— Ты что там, богу молишься? — закричал мне Чулков. — Подставляй голову фрицу! Она у тебя не одна!
Впервые я так близко видел убитого и не знал, что же мне с ним делать.
После грозного напоминания Чулкова — возвращаться в окоп — я очнулся. Перекинулся через бруствер и, вздохнув, стал набивать опустевшие диски, выгребая из ящика последние патроны.
Передышка оказалась недолгой. Опять усиливался огонь по нашей обороне. Потом из леса выползли танки, а за ними побежали автоматчики. Все начиналось сначала.
Казалось, что немцы и на этот раз бросили на наши окопы все, чем они располагали, чтобы стереть нас с лица земли. Но роты, отбивая атаку, не дрогнули. В самый напряженный момент над нашими головами и позади нас, над селом, закружились фашистские самолеты. Их было много. Чулков обычно считал стервятников, а теперь только взглянул на них, выругался и показал мне рукой, куда надо смотреть, — на поле, впереди окопов. Все вокруг грохотало, тряслось от разрывов бомб. Казалось, что после такой обработки нашей обороны в живых останется мало. А тот, кто уцелеет, вряд ли сможет оказать какое-либо сопротивление. Но наш узкий глубокий окоп, выдолбленный в мерзлой земле по проекту Чулкова, оказался неуязвимым и помогал нам не только выжить, но и выстоять. После бомбежки окоп совсем затерялся среди воронок, и теперь с той стороны его было трудно отыскать на пригорке даже в бинокль. Это было нам на руку.

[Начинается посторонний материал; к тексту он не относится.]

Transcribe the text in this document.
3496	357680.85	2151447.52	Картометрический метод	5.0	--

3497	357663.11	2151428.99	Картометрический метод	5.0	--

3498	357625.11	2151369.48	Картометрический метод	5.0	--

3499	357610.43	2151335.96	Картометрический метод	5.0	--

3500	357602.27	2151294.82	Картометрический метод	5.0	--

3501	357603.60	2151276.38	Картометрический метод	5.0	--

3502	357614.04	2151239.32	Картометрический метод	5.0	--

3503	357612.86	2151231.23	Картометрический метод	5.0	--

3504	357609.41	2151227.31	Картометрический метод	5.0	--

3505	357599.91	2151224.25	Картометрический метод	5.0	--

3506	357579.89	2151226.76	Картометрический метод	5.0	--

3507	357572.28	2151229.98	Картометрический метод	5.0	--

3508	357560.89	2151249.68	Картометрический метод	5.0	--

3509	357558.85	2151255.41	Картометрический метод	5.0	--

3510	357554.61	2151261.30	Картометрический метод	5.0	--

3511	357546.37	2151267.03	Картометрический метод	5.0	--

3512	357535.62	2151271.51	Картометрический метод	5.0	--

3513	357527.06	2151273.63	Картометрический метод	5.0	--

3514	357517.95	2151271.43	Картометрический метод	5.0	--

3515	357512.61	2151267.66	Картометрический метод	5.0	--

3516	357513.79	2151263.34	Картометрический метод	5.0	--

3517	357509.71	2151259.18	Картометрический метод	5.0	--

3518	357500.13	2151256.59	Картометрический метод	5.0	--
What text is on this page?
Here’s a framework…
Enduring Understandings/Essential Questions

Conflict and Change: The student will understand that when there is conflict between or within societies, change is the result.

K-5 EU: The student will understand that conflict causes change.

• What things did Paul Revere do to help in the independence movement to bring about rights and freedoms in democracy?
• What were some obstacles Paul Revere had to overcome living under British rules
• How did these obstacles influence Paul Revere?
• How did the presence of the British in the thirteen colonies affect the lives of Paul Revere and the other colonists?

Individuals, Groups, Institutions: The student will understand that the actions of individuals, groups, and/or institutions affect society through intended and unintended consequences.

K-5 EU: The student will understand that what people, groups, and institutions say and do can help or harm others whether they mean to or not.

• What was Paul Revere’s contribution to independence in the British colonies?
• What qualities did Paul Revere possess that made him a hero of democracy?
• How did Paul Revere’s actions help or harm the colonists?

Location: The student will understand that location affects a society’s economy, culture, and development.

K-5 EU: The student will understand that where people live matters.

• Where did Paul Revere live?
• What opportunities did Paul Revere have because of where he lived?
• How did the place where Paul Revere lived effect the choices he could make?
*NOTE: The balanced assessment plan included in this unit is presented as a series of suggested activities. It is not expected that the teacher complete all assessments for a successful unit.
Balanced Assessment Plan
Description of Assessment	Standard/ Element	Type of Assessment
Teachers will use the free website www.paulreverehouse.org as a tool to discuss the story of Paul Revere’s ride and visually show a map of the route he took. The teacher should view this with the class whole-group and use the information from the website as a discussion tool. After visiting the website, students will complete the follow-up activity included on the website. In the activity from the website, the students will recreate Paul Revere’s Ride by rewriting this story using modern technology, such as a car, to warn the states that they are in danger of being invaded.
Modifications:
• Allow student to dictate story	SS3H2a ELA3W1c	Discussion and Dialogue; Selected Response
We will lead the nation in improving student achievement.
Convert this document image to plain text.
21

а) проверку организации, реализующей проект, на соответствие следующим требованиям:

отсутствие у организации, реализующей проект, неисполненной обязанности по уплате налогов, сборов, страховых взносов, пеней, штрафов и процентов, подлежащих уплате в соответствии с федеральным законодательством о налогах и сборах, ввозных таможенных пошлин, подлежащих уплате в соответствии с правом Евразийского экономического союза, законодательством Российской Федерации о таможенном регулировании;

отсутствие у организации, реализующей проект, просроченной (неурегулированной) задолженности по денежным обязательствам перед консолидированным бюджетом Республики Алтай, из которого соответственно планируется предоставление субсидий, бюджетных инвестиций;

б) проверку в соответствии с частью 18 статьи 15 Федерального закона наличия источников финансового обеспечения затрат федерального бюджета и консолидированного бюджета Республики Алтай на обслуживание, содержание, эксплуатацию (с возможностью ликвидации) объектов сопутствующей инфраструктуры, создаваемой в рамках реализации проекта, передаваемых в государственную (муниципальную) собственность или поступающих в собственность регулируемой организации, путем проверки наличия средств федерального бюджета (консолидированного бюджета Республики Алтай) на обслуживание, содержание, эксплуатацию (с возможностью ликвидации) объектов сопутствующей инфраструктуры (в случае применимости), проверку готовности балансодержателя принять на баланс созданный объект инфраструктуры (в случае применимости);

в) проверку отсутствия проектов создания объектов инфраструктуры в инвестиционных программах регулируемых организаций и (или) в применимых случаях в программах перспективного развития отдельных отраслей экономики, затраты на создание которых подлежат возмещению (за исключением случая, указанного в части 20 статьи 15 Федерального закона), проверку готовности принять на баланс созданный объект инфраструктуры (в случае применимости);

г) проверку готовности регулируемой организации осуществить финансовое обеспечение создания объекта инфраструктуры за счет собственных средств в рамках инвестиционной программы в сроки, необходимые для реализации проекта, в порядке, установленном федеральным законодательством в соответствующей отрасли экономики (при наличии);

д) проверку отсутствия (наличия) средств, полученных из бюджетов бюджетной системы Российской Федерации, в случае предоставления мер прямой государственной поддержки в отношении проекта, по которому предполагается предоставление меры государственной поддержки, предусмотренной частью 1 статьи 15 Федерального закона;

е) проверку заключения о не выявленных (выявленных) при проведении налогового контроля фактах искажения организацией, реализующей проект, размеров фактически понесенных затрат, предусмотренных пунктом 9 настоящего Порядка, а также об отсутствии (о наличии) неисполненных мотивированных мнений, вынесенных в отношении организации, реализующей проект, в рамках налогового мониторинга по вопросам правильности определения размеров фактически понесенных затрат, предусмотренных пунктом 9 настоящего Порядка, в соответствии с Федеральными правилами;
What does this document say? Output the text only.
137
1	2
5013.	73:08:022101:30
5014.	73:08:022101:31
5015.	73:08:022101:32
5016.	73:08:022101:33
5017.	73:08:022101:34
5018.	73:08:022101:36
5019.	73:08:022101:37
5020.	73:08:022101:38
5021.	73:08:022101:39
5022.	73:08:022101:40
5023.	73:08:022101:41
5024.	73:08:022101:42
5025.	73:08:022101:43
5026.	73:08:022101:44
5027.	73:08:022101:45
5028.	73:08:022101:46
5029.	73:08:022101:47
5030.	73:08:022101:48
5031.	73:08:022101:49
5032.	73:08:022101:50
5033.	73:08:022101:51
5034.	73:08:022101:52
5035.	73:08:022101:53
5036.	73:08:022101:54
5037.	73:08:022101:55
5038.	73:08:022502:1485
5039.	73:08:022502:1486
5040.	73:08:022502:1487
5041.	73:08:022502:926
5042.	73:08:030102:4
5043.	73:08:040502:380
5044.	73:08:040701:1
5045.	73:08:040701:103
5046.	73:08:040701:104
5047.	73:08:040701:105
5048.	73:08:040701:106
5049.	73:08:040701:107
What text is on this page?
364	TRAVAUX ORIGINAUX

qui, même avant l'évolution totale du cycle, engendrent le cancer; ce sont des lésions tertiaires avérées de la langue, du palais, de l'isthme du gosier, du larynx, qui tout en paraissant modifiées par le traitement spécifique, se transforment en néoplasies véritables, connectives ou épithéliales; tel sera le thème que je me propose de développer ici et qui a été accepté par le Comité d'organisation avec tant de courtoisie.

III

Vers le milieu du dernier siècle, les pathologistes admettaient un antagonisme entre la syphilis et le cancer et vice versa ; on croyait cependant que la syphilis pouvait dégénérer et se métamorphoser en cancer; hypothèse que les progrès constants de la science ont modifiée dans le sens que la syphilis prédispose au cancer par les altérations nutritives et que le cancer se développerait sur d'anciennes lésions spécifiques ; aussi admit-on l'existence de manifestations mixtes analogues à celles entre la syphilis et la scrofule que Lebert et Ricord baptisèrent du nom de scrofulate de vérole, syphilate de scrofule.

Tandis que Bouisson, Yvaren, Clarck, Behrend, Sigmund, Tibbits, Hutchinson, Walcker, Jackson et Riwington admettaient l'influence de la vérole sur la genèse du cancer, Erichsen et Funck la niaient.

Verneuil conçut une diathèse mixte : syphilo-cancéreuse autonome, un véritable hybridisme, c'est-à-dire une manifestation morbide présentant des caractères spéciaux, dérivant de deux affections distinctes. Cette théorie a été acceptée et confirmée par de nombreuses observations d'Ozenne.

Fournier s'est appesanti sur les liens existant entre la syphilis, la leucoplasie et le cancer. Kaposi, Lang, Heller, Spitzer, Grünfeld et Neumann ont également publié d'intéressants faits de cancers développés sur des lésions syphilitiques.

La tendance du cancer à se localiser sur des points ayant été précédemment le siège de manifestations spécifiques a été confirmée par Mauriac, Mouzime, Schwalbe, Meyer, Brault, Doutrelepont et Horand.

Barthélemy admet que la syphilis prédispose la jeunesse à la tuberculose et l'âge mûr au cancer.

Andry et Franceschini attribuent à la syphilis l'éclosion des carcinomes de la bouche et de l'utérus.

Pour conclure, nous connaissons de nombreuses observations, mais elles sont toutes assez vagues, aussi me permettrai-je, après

Оживали и наши соседи справа и слева от нас, хотя и чувствовалось, что ряды батальона редеют.
— Оставайтесь пока на месте, — вылезая из окопа, сказал комбат. Чуть пригнувшись, он побежал к уцелевшему каким-то чудом дому, на свой КП.
Потом, когда поступил приказ и мы с Чулковым уже отходили, оказалось, что от большого села осталось всего пять-шесть домов, в том числе и тот, который стоял за нашим окопом. Чулков шел впереди с пулеметом на плечах. Я нес диски в коробках и удивлялся новому своему открытию. Когда идешь во весь рост, все вокруг выглядит по-другому, чем из глубокого окопа, обстреливаемого минами, снарядами, пулеметными очередями.
Громыхание переднего края постепенно отдалялось. В голове бродили нестройные мысли, обгонявшие одна другую, — все виденное и пережитое за последние дни, и в особенности за время боя, перемешалось и искало выхода.
— Ты аттестат успел получить? — спросил вдруг Чулков.
— Получил.
— Я тебе выдам еще один. Молодец! Теперь тебе сам черт не страшен. Страшнее не бывает. Окрестились мы нынче.
Эти слова растрогали меня. Хорошо, что в темноте Чулков не видел моего лица, по которому катились слезы. Я их быстро вытер рукавицей и старался не отставать от него.
По полям и болотам шли мы на новый рубеж обороны. Я попытался заговорить с шагавшим рядом со мною военфельдшером и выяснить у него, долго ли нам еще идти, но он тоже ничего не знал или не хотел говорить.
Только под утро 2 декабря батальон занял оборону у двух, рядом расположенных, небольших деревень. Впереди нас был глубокий противотанковый ров. На рассвете Чулков, осмотревшись вокруг, отметил, что позиции наши неплохие.
— Нам-то от этого легче не будет, — рассуждал он вслух, — но бить сподручнее. Полезут ведь напролом, тут ему ближе всего до Москвы!
Остатки батальона готовились защищать новый рубеж.
Через несколько дней я прочитал в газете, что 6 декабря 1941 года войска нашего Западного фронта, измотав противника в предшествующих боях, перешли в контрнаступление против его ударных фланговых группировок. В результате начатого наступления обе эти группировки разбиты и поспешно отходят, бросая технику, вооружение и неся огромные потери.
3
Неожиданно поступил приказ об отводе нашего полка к ближней железнодорожной станции. Поползли слухи о переброске на другой фронт. Они подтвердились. Из ночной смены пришел сын хозяйки, у которой мы остановились в пристанционном поселке, и по секрету сказал нам с Петром, что для нас подан эшелон. Парень был еще подростком, но уже работал сцепщиком вагонов. Мать рано утром провожала его на работу и поздно вечером встречала, отмывала, отогревала и укладывала спать.